My feeling is that the future lies in being able to decode brain representations, not just detect them. Essentially all that I have told you today concerns the mere detection of processing that has gone all the way to a conscious level. The next step, which has already been achieved in several laboratories, is decoding which representation is retained in the subject's mind. We need to know the content of a conscious representation, not just whether there is a conscious representation. This is no longer science fiction. Just two weeks ago, Evelyn Eger, who is a post doc in Andreas Kleinschmidt's team in my laboratory, showed that you can take functional MRI images from the human brain and, by just looking at the pattern of activation in the parietal cortex, which relates to number processing, you can decode the number the person has in mind. If you take 200 voxels in this area, and look at which of them are active and which are inactive, you can construct a machine-learning device that decodes which number is being held in memory.
I should probably say quite explicitly that this use of the verb "decode" is an exaggeration. All you can do at the moment is achieve a better-than-chance inference about the memorized number. It does not mean that we are reading the subject's mind on every trial. It merely means that, whereas chance would be 50 percent for deciding between two digits, we manage to achieve 60 or 70 percent. That's not so bad, actually. It's a significant finding, which means that there is a cerebral code for number, and that we now understand a little bit more about that code.

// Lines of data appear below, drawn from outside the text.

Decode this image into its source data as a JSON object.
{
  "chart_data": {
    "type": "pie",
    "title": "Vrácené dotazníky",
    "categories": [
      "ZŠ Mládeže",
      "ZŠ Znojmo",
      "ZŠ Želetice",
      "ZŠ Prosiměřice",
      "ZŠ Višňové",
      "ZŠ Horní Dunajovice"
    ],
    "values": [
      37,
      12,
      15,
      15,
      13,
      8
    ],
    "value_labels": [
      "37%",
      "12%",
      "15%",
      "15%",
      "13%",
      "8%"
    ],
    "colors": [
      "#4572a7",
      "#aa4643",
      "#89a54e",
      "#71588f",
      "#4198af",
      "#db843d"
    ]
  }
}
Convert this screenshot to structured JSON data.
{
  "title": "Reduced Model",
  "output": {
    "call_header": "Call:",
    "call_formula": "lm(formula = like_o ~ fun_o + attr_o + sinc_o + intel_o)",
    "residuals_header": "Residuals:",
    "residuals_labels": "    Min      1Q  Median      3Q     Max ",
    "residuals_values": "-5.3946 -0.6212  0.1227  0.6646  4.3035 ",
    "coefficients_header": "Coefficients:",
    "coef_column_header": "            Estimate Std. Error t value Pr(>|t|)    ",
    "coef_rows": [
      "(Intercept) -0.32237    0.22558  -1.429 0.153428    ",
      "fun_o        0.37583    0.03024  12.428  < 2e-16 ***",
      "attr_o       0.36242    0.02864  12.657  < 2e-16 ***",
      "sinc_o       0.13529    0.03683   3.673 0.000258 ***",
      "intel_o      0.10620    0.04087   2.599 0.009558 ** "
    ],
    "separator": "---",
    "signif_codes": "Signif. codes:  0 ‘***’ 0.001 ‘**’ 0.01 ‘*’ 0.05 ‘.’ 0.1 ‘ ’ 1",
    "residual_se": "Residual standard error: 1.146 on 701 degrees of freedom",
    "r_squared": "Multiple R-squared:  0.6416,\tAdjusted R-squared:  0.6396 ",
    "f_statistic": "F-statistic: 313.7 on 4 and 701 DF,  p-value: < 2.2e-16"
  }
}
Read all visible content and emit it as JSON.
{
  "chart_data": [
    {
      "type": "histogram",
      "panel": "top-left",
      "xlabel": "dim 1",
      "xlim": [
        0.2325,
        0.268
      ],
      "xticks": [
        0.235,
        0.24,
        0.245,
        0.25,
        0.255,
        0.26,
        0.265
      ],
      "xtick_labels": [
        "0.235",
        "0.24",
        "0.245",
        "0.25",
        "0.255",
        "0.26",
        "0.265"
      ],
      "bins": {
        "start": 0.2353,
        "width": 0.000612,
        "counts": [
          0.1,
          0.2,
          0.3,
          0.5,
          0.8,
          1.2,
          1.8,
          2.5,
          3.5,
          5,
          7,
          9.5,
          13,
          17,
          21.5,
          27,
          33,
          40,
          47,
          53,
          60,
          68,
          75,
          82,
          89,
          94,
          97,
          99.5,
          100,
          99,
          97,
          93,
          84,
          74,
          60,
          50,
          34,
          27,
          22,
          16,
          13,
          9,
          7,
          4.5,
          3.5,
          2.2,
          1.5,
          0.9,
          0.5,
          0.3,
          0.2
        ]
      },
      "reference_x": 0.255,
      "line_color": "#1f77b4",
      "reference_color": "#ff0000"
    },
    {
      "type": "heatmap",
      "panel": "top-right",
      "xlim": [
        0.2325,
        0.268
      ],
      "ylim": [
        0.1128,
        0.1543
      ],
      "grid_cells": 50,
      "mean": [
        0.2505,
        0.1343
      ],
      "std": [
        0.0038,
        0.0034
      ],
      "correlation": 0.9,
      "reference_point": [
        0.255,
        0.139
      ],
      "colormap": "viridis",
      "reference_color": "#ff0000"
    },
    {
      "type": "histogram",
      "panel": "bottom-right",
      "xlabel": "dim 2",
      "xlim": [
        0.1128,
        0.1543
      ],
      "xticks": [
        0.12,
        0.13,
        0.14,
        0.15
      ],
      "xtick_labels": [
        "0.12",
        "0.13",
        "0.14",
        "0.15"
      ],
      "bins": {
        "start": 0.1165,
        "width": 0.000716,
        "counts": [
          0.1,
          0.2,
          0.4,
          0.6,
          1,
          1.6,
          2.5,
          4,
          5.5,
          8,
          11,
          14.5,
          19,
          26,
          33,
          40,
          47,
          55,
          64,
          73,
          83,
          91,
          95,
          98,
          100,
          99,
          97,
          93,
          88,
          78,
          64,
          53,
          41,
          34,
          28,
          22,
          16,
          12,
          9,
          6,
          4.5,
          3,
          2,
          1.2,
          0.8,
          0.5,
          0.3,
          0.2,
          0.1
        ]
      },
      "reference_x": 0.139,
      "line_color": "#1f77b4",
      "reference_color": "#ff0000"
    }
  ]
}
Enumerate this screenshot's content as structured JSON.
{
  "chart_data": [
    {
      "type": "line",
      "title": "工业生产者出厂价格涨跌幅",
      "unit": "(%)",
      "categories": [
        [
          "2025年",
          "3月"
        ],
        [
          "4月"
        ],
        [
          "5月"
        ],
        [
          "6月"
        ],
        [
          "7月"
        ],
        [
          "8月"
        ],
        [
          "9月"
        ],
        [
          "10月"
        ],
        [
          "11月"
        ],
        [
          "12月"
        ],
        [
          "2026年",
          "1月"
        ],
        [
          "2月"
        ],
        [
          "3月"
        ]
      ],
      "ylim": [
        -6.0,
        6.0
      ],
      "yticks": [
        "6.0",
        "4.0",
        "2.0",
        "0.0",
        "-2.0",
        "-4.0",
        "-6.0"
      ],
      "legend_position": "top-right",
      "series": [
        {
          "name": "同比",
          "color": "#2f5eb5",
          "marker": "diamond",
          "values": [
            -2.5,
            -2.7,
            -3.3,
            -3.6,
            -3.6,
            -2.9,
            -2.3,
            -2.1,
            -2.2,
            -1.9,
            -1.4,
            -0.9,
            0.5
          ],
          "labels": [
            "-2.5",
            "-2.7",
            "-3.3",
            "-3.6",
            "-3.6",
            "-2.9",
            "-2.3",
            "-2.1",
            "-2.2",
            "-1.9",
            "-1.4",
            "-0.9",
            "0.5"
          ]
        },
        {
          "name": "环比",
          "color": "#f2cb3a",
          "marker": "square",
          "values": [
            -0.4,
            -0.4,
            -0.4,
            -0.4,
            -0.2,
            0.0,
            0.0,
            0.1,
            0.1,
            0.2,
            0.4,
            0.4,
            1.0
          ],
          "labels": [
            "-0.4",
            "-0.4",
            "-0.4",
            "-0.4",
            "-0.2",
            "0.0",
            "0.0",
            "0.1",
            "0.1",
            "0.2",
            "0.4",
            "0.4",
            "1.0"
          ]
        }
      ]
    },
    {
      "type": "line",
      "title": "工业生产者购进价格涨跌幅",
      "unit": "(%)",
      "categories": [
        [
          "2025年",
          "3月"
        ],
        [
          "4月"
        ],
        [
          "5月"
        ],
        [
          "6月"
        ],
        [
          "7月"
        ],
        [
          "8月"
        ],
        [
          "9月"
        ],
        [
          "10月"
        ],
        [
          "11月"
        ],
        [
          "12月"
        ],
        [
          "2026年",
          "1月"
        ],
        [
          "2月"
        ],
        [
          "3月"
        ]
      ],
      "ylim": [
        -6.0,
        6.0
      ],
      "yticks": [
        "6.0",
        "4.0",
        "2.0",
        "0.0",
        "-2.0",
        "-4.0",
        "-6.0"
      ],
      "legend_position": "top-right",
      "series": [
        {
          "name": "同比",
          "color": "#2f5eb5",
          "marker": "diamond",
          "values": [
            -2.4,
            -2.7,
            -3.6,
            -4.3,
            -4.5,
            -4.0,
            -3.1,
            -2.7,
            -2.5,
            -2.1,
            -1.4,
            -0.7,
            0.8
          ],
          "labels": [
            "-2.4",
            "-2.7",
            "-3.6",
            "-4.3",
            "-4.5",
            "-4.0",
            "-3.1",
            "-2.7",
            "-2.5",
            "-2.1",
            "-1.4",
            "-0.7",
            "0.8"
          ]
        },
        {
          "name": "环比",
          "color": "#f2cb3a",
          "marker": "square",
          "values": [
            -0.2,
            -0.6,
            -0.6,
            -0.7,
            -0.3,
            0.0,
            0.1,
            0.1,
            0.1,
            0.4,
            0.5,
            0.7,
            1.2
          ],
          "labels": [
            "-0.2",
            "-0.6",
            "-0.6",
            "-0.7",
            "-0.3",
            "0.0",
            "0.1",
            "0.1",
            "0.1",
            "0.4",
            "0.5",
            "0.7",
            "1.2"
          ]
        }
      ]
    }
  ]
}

But let me return again to patients. What I am thinking is that, in the future, with this type of decoding tool, we will move on to a new wave of research, where the goal will be explicitly to decode the contents of patients' minds, and maybe allow them to express themselves with the help of a brain-computer interface. Indeed, if we can decode content, there is no reason why we could not project it on the computer and use this device as a form of communication, even if the patient can no longer speak.
Again, some of this research has already started, in my lab as well as in several other places in the world. With Bertrand Thirion, we have looked at the occipital areas of the brain where there is a retinotopic map of incoming visual images. We have shown that you can start from the pattern of activation on this retinotopic map and use it to decode the image a person is viewing. You can even infer, to some extent, what mental image he has in his mind's eye, even when he is actually facing a blank screen. Mental images are a reality — they translate into a physical pattern of activation on these maps that you can begin to decode. Other researchers such as Jack Gallant, in the US, have now pursued this research program to a much greater extent.
I believe that the future of neuro-imaging lies in decoding a sequence of mental states, trying to see what William James called the stream of consciousness. We should not just decode a single image, but a succession of images. If we could literally see this stream, it would become even easier, without even stimulating the subject, to see that he is conscious because such a stream is present in his brain. Don't mistake me, though. There is a clear difference between what we have been able to do — discover signatures of consciousness — and what I hope that we will be able to do in the future — decode conscious states. The latter remains very speculative. I just hope that we will eventually get there. However, it is already a fact that we can experiment on consciousness and obtain a lot of information about the kind of brain state that underlies it.